È bene innanzitutto precisare che i dislessici hanno un diverso modo di imparare, ma possono imparare. Ecco alcuni consigli utili per genitori ed insegnanti.
I genitori devono innanzitutto nformarsi sul problema, cercare una appropriata valutazione diagnostica, discutere del problema con gli insegnanti ed aiutare il bambino nelle attività scolastiche (ad esempio, leggergli ad alta voce). In più, è possibile facilitare il bambino supplendo la lettura con altri strumenti di informazione, come cassette, CD, video…
L’insegnante, da parte sua, deve accogliere realmente la “diversità” del bambino, studiarla, comunicare serenamente con lui e dimostrargli comprensione.
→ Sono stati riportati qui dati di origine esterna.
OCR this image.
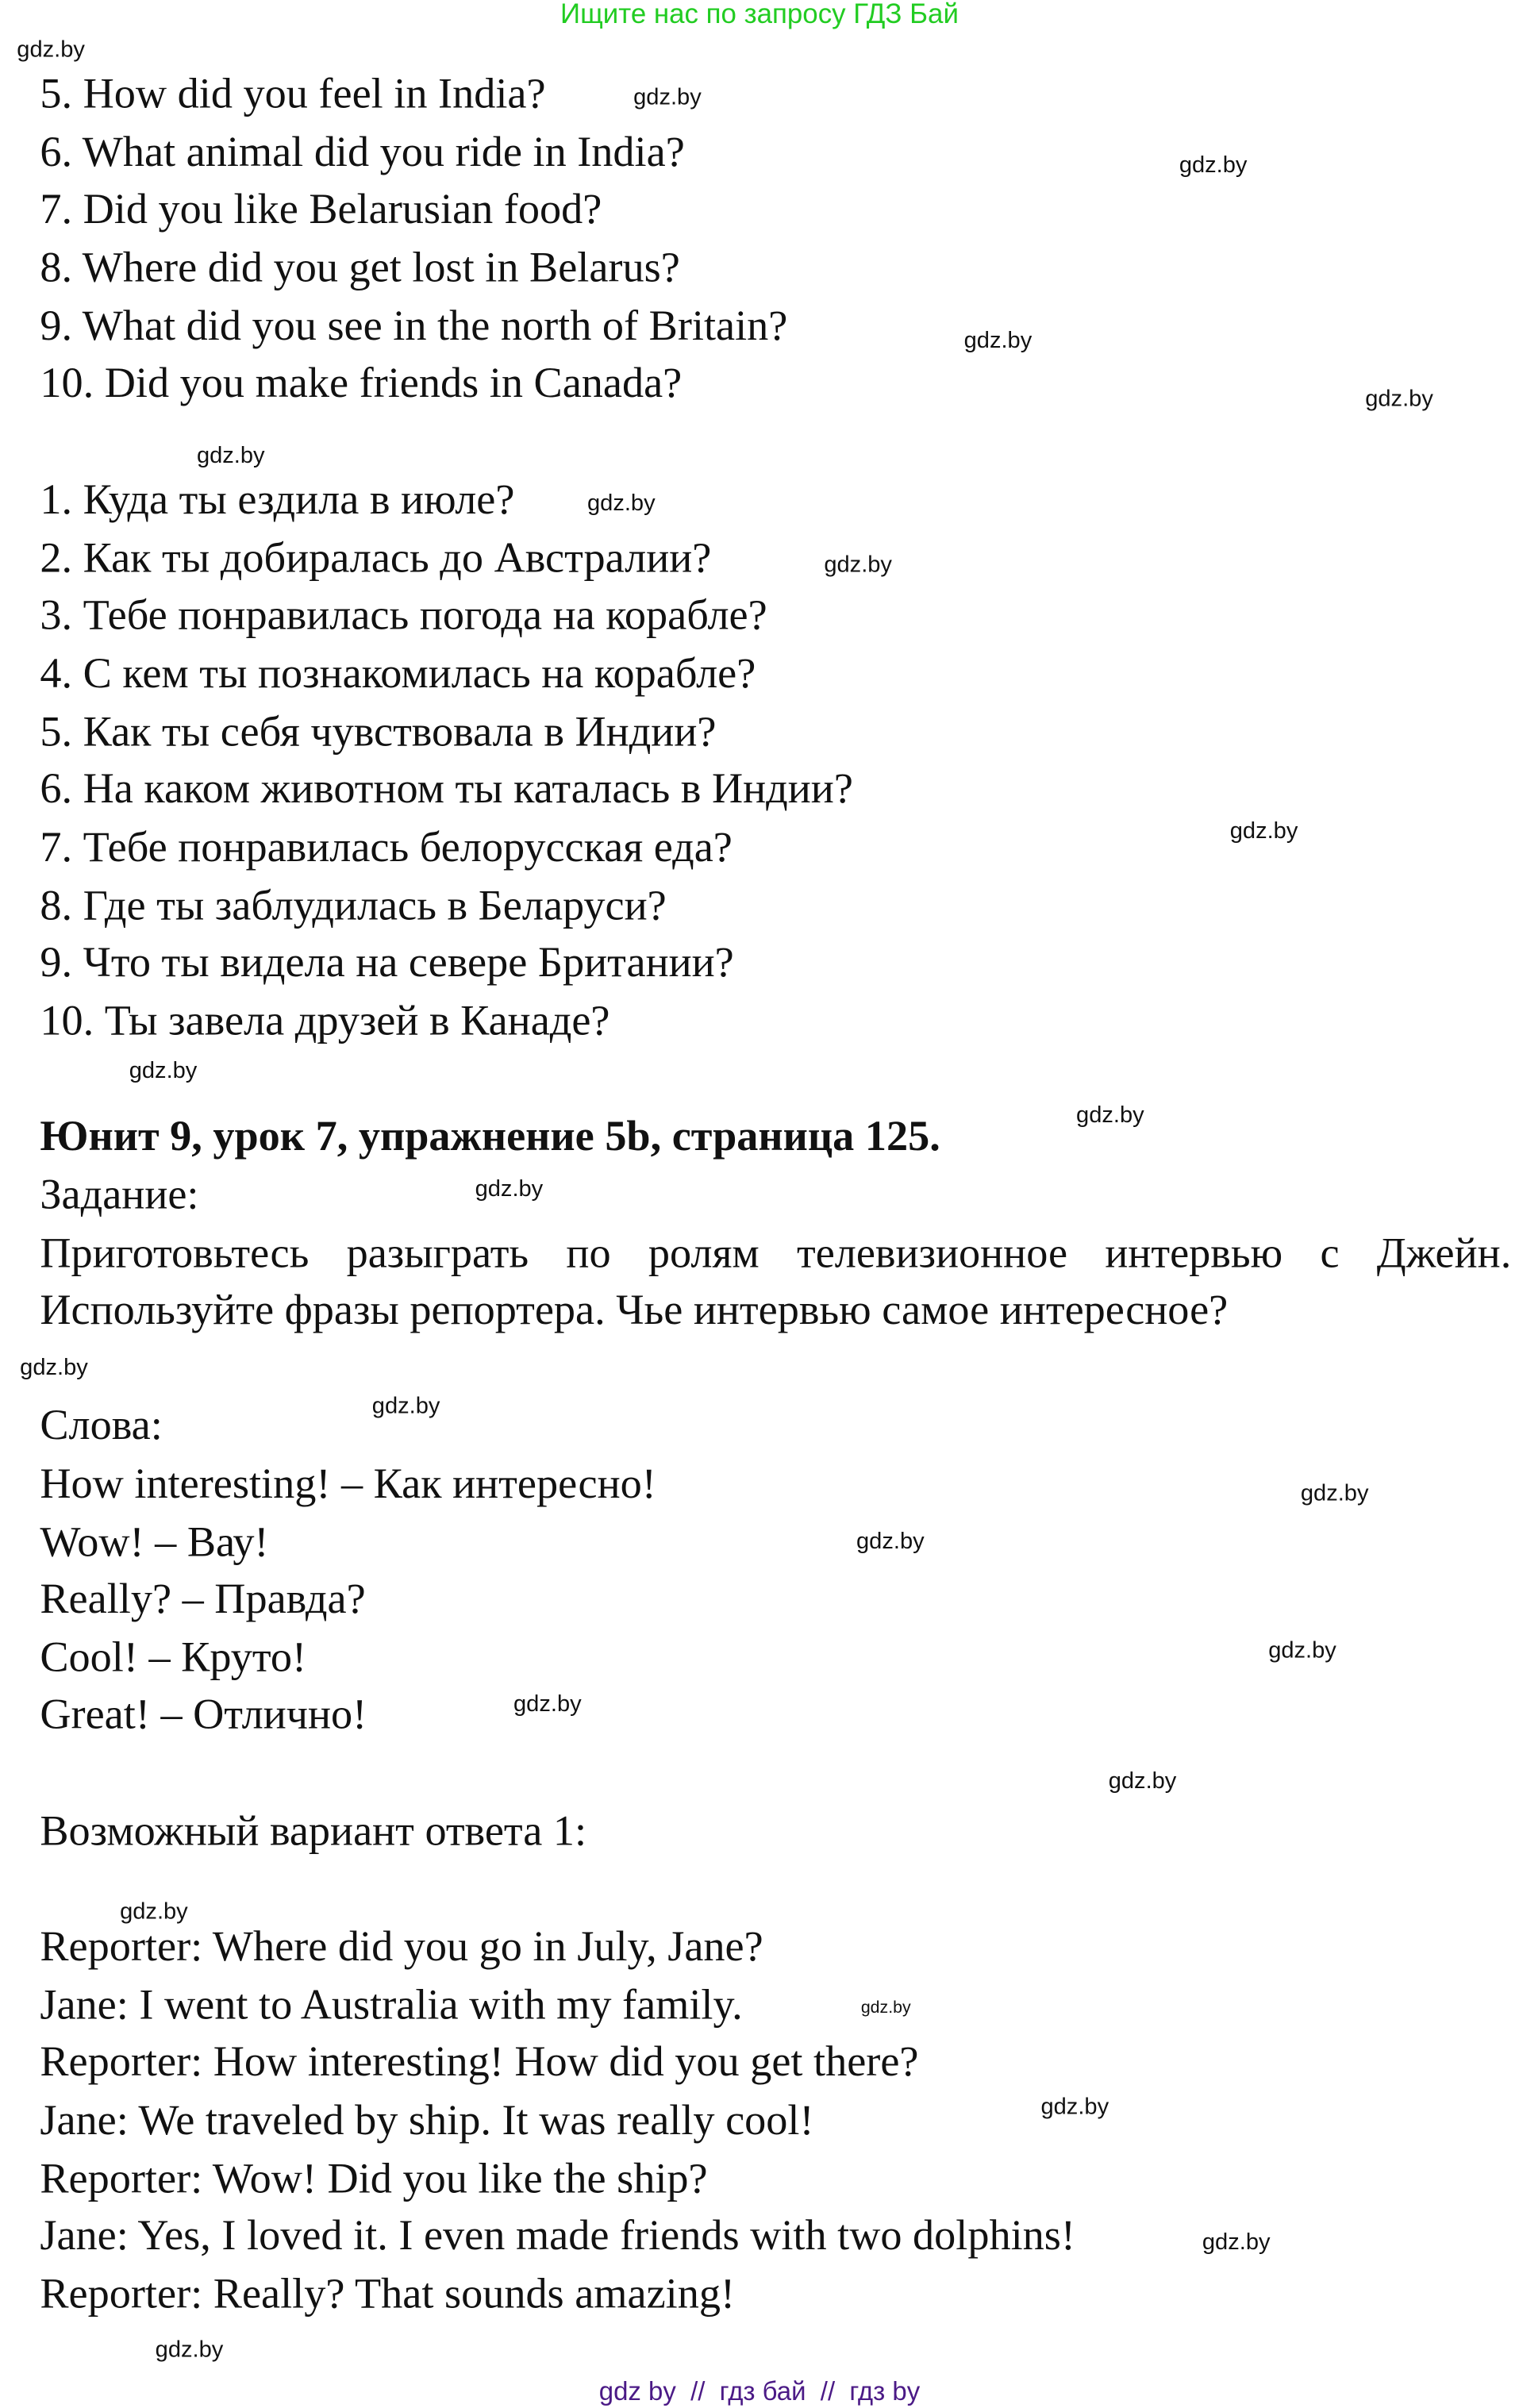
Ищите нас по запросу ГДЗ Бай
5. How did you feel in India?
6. What animal did you ride in India?
7. Did you like Belarusian food?
8. Where did you get lost in Belarus?
9. What did you see in the north of Britain?
10. Did you make friends in Canada?
1. Куда ты ездила в июле?
2. Как ты добиралась до Австралии?
3. Тебе понравилась погода на корабле?
4. С кем ты познакомилась на корабле?
5. Как ты себя чувствовала в Индии?
6. На каком животном ты каталась в Индии?
7. Тебе понравилась белорусская еда?
8. Где ты заблудилась в Беларуси?
9. Что ты видела на севере Британии?
10. Ты завела друзей в Канаде?
Юнит 9, урок 7, упражнение 5b, страница 125.
Задание:
Приготовьтесь разыграть по ролям телевизионное интервью с Джейн.
Используйте фразы репортера. Чье интервью самое интересное?
Слова:
How interesting! – Как интересно!
Wow! – Вау!
Really? – Правда?
Cool! – Круто!
Great! – Отлично!
Возможный вариант ответа 1:
Reporter: Where did you go in July, Jane?
Jane: I went to Australia with my family.
Reporter: How interesting! How did you get there?
Jane: We traveled by ship. It was really cool!
Reporter: Wow! Did you like the ship?
Jane: Yes, I loved it. I even made friends with two dolphins!
Reporter: Really? That sounds amazing!
gdz.by
gdz.by
gdz.by
gdz.by
gdz.by
gdz.by
gdz.by
gdz.by
gdz.by
gdz.by
gdz.by
gdz.by
gdz.by
gdz.by
gdz.by
gdz.by
gdz.by
gdz.by
gdz.by
gdz.by
gdz.by
gdz.by
gdz.by
gdz.by
gdz by  //  гдз бай  //  гдз by
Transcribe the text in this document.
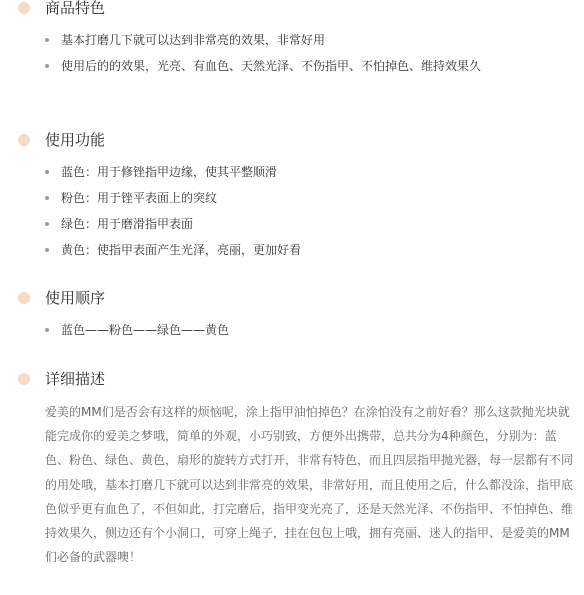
商品特色
基本打磨几下就可以达到非常亮的效果，非常好用
使用后的的效果，光亮、有血色、天然光泽、不伤指甲、不怕掉色、维持效果久
使用功能
蓝色：用于修锉指甲边缘，使其平整顺滑
粉色：用于锉平表面上的突纹
绿色：用于磨滑指甲表面
黄色：使指甲表面产生光泽，亮丽，更加好看
使用顺序
蓝色——粉色——绿色——黄色
详细描述
爱美的MM们是否会有这样的烦恼呢，涂上指甲油怕掉色？在涂怕没有之前好看？那么这款抛光块就能完成你的爱美之梦哦，简单的外观，小巧别致，方便外出携带，总共分为4种颜色，分别为：蓝色、粉色、绿色、黄色，扇形的旋转方式打开，非常有特色，而且四层指甲抛光器，每一层都有不同的用处哦，基本打磨几下就可以达到非常亮的效果，非常好用，而且使用之后，什么都没涂，指甲底色似乎更有血色了，不但如此，打完磨后，指甲变光亮了，还是天然光泽、不伤指甲、不怕掉色、维持效果久，侧边还有个小洞口，可穿上绳子，挂在包包上哦，拥有亮丽、迷人的指甲、是爱美的MM们必备的武器噢！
Ma non basta: è compito dell’insegnante parlare alla classe e non nascondere il problema;
Spiegare alla classe il perché del diverso trattamento che viene riservato in varie occasioni ai dislessici;
Utilizzare le risorse dei compagni di classe assegnando ad esempio un Tutor al bambino dislessico;
Collaborare attivamente con i colleghi;
Comunicare continuamente con i genitori;
Comunicare e interagire con i servizi ASL.
Riguardo la scuola Materna e il primo ciclo di S. Elementare: conoscere le tappe di acquisizioni della scrittura della lettura e sapere condurre il lavoro fonologico e metafonologico;
Riguardo la scuola elementare, media e superiore: riconoscere le tipologie degli errori ortografici, saper fare un bilancio della lettura nella propria classe, fare un lavoro metacognitivo sulla lettura, lavorare sulle abilità di studio, Valutare tenendo conto dei punti di partenza.
Il più delle volte, il bambino dislessico è erroneamente considerato un bambino iperattivo o con ritardo cognitivo più o meno lieve secondo la gravità della dislessia. Il problema di non riuscire a trasferire concetti secondo una giusta sequenzialità temporale ed un giusto rapporto causa – effetto sono esclusivamente legati alle problematiche inerenti la dislessia ed il bambino che di fatto è normale, potrà sviluppare delle difficoltà nell’apprendimento se non si interviene rieducando per limitare le situazioni di svantaggio a cui inevitabilmente andrà incontro.
Gli interventi debbono essere globali e interagenti tra loro. Il primo motore di intervento positivo è la famiglia, prima fonte educativa del proprio figlio. Gli insegnanti, sono loro che per primi riconoscono il disagio, riescono ad intervenire tanto più prontamente quanto prima è possibile. Questo è il motivo per cui è necessario rispettare il così detto D.I.S. ( Diagnosi precoce, Intervento precoce e Scolarizzazione precoce).
Per questo motivo si consiglia la scolarizzazione già nella prima infanzia. La scuola materna o dell’infanzia, non essendo ancora scuola dell’obbligo, denuncia, soprattutto nelle zone più disagiate, un’alta percentuale di non frequenza. Se la famiglia si è accorta del problema deve essa stessa, senza remore e senza vergogna, farlo presente alla scuola all’atto dell’iscrizione, collaborare con gli insegnanti e richiedere l’insegnante di sostegno e, attraverso le A.S.L. competenti, il logopedista.